The council had earlier conveyed this message in an hour meeting with Mahathir at his office here Tuesday.

Bower said that Mahathir was very supportive of the idea that Malaysia led the implementation of AFTA.

He said the council viewed Malaysia as a leader in agriculture specifically biotechnology and technology-front in information technology and communications sector.

Bower said implementing AFTA will be the key for the return of growth to the South-east Asia region.

"Implementing the AFTA agreement is a key to see growth return to South-east Asia. We US companies want to be part of that," he said.

He said that China had been very competitive in attracting FDI in many sectors of economy especially manufacturing.
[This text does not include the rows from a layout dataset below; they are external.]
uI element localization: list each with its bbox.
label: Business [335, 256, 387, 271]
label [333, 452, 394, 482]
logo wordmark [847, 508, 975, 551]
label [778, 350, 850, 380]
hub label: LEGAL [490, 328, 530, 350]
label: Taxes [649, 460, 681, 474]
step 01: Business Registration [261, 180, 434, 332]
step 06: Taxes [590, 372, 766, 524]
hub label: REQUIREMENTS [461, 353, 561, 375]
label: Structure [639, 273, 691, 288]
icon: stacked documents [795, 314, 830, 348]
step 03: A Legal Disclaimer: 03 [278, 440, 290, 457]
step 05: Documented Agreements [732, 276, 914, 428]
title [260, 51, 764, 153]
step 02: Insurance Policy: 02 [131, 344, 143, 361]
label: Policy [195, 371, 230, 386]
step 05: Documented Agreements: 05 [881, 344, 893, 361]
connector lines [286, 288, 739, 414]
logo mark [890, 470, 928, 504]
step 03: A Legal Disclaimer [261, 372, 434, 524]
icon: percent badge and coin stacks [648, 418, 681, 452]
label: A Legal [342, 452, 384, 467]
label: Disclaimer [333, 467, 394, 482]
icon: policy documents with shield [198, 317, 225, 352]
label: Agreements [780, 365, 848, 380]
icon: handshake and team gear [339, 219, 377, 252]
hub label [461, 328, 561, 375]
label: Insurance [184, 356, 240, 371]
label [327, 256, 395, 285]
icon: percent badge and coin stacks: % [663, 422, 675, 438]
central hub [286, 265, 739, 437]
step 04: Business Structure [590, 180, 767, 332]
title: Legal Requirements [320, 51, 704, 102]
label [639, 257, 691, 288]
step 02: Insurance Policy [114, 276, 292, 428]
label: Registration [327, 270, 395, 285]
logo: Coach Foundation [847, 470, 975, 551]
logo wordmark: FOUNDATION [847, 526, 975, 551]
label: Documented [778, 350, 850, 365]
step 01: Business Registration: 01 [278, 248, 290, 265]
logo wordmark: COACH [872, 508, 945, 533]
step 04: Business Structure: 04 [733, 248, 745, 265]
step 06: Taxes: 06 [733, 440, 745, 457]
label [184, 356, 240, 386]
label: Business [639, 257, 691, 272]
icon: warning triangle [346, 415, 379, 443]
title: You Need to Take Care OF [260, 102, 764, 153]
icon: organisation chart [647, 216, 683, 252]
Bower said there was a flip in the direction of FDI growth in most sectors for South-east Asia and China. He said that in the early 90s, 70 percent of FDIs went to South-east Asia and less than 30 percent to China. However, today, 70 percent of FDIs has gone to China while less than 30 percent to this region.

On US-Malaysia relationship, Bower said he believed Dr Mahathir and President George Bush would be working very hard to get both countries closer together.

He said from a point of a businessman, more businesses could be engaged when countries have better relationship.

The US-Asean Business Council's board of directors consist of 40 American companies accounting for more than 20,000 high-paying jobs for Malaysian workers.

The council's companies are leaders in training and technology co-operation in Malaysia and have made major community and educational commitments on their own accord.

The US-Asean Business Council is a non-profit, national organisation in the US that works to promote trade and investment between US and member countries of Asean.

The council concluded a two-day series of meeting with Malaysia government and private sector leadership Tuesday after holding its annual board meeting in Kuala Lumpur.

Meanwhile, Kelly said that the council chose Malaysia for its annual meeting in the region to underscore the importance of Malaysia to the US private sector.

"We are committed to take action to strengthen this relationship and expand our trade and investment ties in Malaysia and in the Asean region," he added.